Taktik zwischen Ballbesitz und Pressing
Taktisch bietet PES 2015 ein Füllhorn an Möglichkeiten zwischen 5-3-2 und 4-3-2-1. Man kann sein Umschalt- und Pressingspiel sowie das Laufverhalten sehr gut im Vorfeld einstellen. Sowohl für Situationen in der Offensive als auch Defensive lassen sich viele Teamanweisungen festlegen: Ballbesitz oder Konter als Offensivstil, kurzer oder langer Pass als Aufbaustil, weite oder mittige Angriffsbereiche sowie konservatives oder flexibles Stellungsspiel.

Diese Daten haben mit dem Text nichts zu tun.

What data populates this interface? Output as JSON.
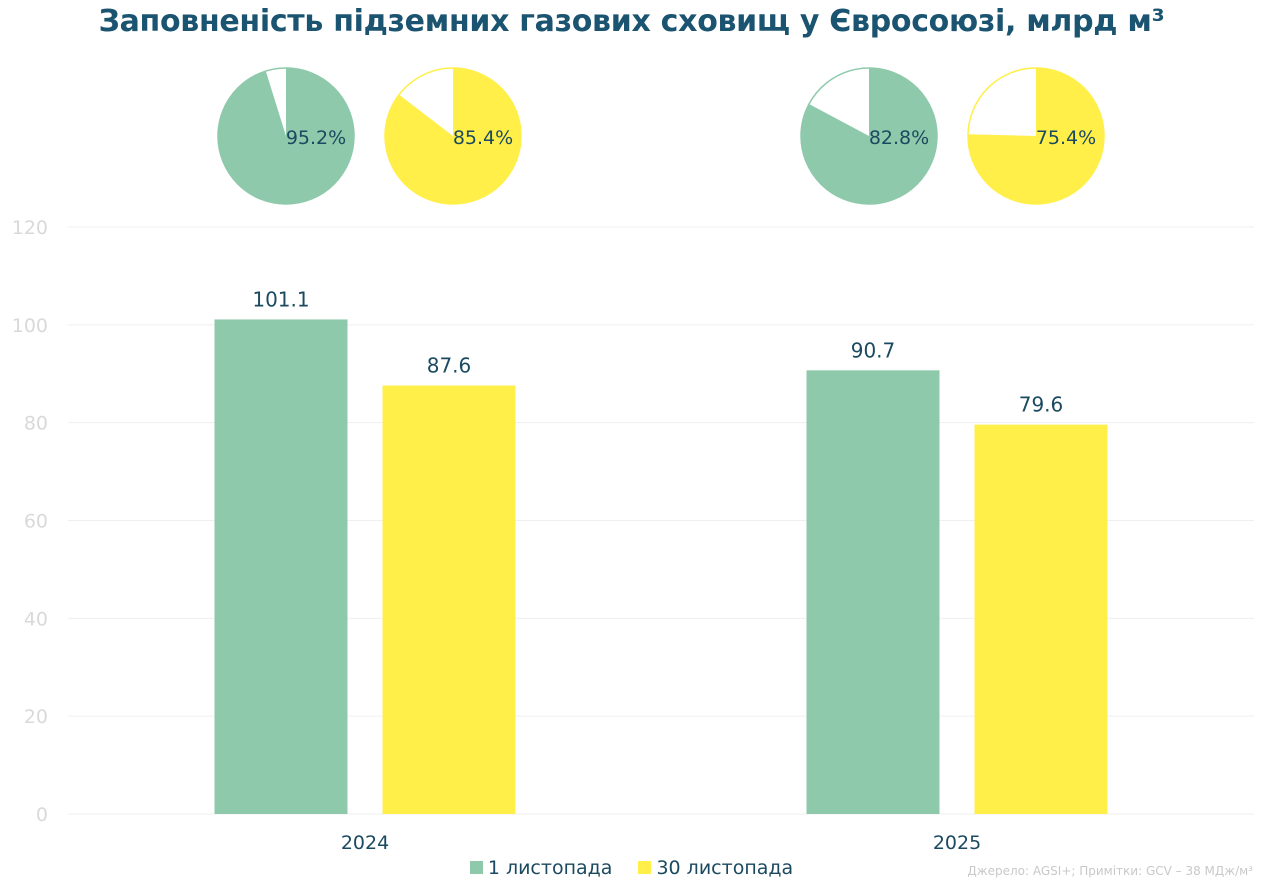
{
  "title": "Заповненість підземних газових сховищ у Євросоюзі, млрд м³",
  "source_note": "Джерело: AGSI+; Примітки: GCV – 38 МДж/м³",
  "colors": {
    "series_1": "#8ec9ab",
    "series_2": "#ffef48",
    "gridline": "#efefef",
    "pie_remainder": "#ffffff"
  },
  "chart_data": [
    {
      "type": "bar",
      "title": "Заповненість підземних газових сховищ у Євросоюзі, млрд м³",
      "xlabel": "",
      "ylabel": "",
      "categories": [
        "2024",
        "2025"
      ],
      "series": [
        {
          "name": "1 листопада",
          "values": [
            101.1,
            90.7
          ],
          "labels": [
            "101.1",
            "90.7"
          ]
        },
        {
          "name": "30 листопада",
          "values": [
            87.6,
            79.6
          ],
          "labels": [
            "87.6",
            "79.6"
          ]
        }
      ],
      "ylim": [
        0,
        120
      ],
      "yticks": [
        0,
        20,
        40,
        60,
        80,
        100,
        120
      ],
      "grid": true,
      "legend": "bottom"
    },
    {
      "type": "pie",
      "category": "2024",
      "series": "1 листопада",
      "value": 95.2,
      "label": "95.2%"
    },
    {
      "type": "pie",
      "category": "2024",
      "series": "30 листопада",
      "value": 85.4,
      "label": "85.4%"
    },
    {
      "type": "pie",
      "category": "2025",
      "series": "1 листопада",
      "value": 82.8,
      "label": "82.8%"
    },
    {
      "type": "pie",
      "category": "2025",
      "series": "30 листопада",
      "value": 75.4,
      "label": "75.4%"
    }
  ]
}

PES hat auch im Spiel selbst einige tolle taktische Finessen im Angebot. Dazu gehört die Abseitsfalle auf Knopfdruck oder das direkte Verschieben der Viererkette im Match. Und zu einem großen Teil wirkt das Laufverhalten der Profis auch so wie man es taktisch vorgibt. Mit einer für die Spieldynamik ärgerlichen Ausnahme: Selbst wenn ich auf Konter spiele, spurtet ein Flügelflitzer manchmal nicht von alleine die Linie lang, wenn mein Mittelfeldstratege in seine Nähe kommt – hier fehlen offensive Automatismen. Man muss also sehr oft über die manuelle Laufanweisung (L1 plus rechter Stick) dafür sorgen, dass der Vordermann auch tatsächlich in den freien Raum rennt – was dann auch gut funktioniert.
HSV, VFB, BVB?
Dann kann man zum Editor greifen, um diese Spieler zu erstellen, wobei man auch Vorbilder als Basismodell wählen kann. Da man neben Körper inklusive Gewicht und Definierung auch Gesicht, Bewegungsarten und Fähigkeiten anpassen kann, lassen sich sehr gute Klone bilden. Schließlich darf man auch Trikots in zig Varianten anpassen und eines der zwölf Stadien umbenennen. Schade ist nur, dass man mit seinem HSV, VFB oder BVB dann lediglich offline loslegen kann. Bisher ist es mir zumindest auf PlayStation 4 nicht gelungen, die Schwarzgelben online auflaufen zu lassen. Selbst wenn ich den Kader um alle selbst erstellten Profis streiche nicht.
Fazit
Warum ist der Online-Modus auf allen Systemen so verdammt wacklig - und das mehrere Tage nach Release? Da muss ich ja teilweise zwanzig, dreißig Versuche starten, bis angepfiffen wird und kann manche Modi gar nicht spielen! Warum enttäuschen die Offline-Modi entweder mit totaler Statik oder komplett steriler Regie? Da hätte man FIFA 15 doch mal an einer Schwachstelle packen können – stattdessen ist man sogar noch dröger. Das einzig Neue: Man kopiert das blöde Sammelkartenprinzip à la Ultimate Team mit seinem myClub und streicht dafür die Online-Meisterliga. Und warum wird der Fußball in drei Varianten auf den Markt gebracht? Modern nur auf PlayStation 4, grafisch mit Defiziten auf Xbox One und technisch abgespeckt auf dem PC. All das regt mich umso mehr auf, weil dieses Pro Evolution Soccer 2015 auf dem Platz endlich wieder eine Stabilität im Spielaufbau und eine situative Eleganz erreicht, die ich sehr lange vermisst habe. Bis auf das lethargische Laufverhalten in der Offensive und die Flachschussblindheit der Torhüter gibt es so wenig zu meckern, dass locker eine gute Wertung drin gewesen wäre! Konami hat auch endlich die Fankulisse auf ein Niveau gebracht, das zum Aufdrehen der Lautstärke animiert. Und deshalb spiele ich dieses Jahr wieder sehr gerne eine Partie. Aber das ist trotz lobenswerter Verbesserungen nicht das kreative, technisch beeindruckende und hinsichtlich Online-Service endlich mal konsequente Comeback, das diesen Fußball wieder an die Spitze gebracht hätte.
Pro
Kontra
Wertung
PlayStation4
Die grafisch beste Version von PES 2015. Ärgerlich: Wackliger Online-Modus, sterile Karriere.
PC
Ein technisch abgespecktes PES 2015, das mitunter Ruckelanfälle hat. Ärgerlich: Wackliger Online-Modus, sterile Karriere.
XboxOne
Auf Microsofts Konsole muss man mit grafischen Defiziten leben. Ärgerlich: Wackliger Online-Modus, sterile Karriere.